Я сразу это запомнил и подумал: а ведь «дедушка» не так уж и прост…
Откуда же мне было знать, что этот человек определит всю мою судьбу, станет одним из главных открытий в моей жизни и навсегда останется образцом христианина, монаха и священника.
А тогда этот старичок на прощание тепло обнял меня, благословил и наказал непременно еще раз приезжать в обитель, в возможности чего я сразу очень усомнился. Одного раза в Печорах, казалось мне, будет более чем достаточно.
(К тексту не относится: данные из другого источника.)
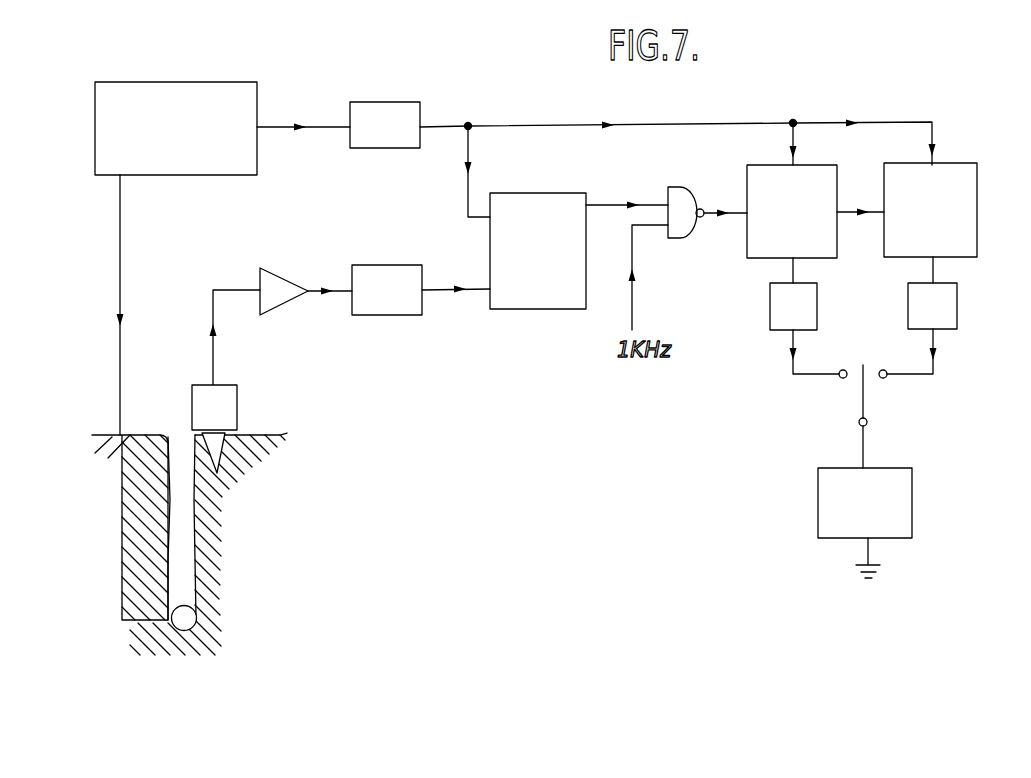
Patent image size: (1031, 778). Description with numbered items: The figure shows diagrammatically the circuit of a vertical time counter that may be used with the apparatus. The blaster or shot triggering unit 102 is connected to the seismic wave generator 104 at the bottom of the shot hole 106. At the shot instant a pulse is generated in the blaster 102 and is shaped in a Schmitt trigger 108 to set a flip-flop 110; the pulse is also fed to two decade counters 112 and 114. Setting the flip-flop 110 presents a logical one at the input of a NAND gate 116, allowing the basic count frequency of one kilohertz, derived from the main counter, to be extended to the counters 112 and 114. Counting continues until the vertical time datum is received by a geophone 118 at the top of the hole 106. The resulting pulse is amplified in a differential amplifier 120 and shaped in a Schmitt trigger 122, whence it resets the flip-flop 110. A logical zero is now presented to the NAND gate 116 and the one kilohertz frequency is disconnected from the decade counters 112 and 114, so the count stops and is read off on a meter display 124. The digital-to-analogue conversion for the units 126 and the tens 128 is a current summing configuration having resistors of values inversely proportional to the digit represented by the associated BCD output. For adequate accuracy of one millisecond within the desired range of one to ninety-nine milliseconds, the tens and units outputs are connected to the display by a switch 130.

The blaster 102 is at (176, 72).
The seismic wave generator 104 is at (196, 613).
The shot hole 106 is at (183, 530).
The Schmitt trigger 108 is at (384, 112).
The flip-flop 110 is at (530, 210).
The decade counter 112 is at (819, 177).
The decade counter 114 is at (963, 180).
The NAND gate 116 is at (679, 200).
The geophone 118 is at (228, 406).
The differential amplifier 120 is at (276, 306).
The Schmitt trigger 122 is at (378, 310).
The meter display 124 is at (836, 505).
The units conversion unit 126 is at (788, 309).
The tens conversion unit 128 is at (945, 317).
The switch 130 is at (865, 398).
За день до отъезда я наконец с трудом вспомнил имя священника, к которому мне посоветовал обратиться отец Иоанн, — игумен Таврион — и нашел его. Он оказался невысокого роста монахом лет сорока, с высшим образованием (я понял замысел отца Иоанна — в тогдашнем состоянии мне требовались «умные беседы»). Отец Таврион отнесся ко мне очень снисходительно. Он серьезно отвечал на мои многочисленные вопросы, а под конец беседы посоветовал читать Священное Писание и святых отцов, утром и вечером молиться по молитвослову, регулярно исповедоваться и причащаться и главное — найти духовника. Отец Таврион подарил мне молитвослов с Псалтирью — настоящую драгоценность по тем временам — и тоже пригласил приезжать.
Я выдержал все десять дней — ранние подъемы, послушания, нескончаемые службы с кричащими то и дело под ухом бесноватыми. Не могу сказать, что я сожалел о потерянном времени. Однако в последний день всей душой стремился в Москву.
Прощались со мной очень тепло. По благословению наместника казначей выдал мне на дорогу целых тридцать рублей. Я получил еще и сумку со всякой вкусной стряпней. Зайдя помолиться в храм, я с мимолетной благодарной грустью, но и с радостным предвкушением возвращения в Москву вышел из обители.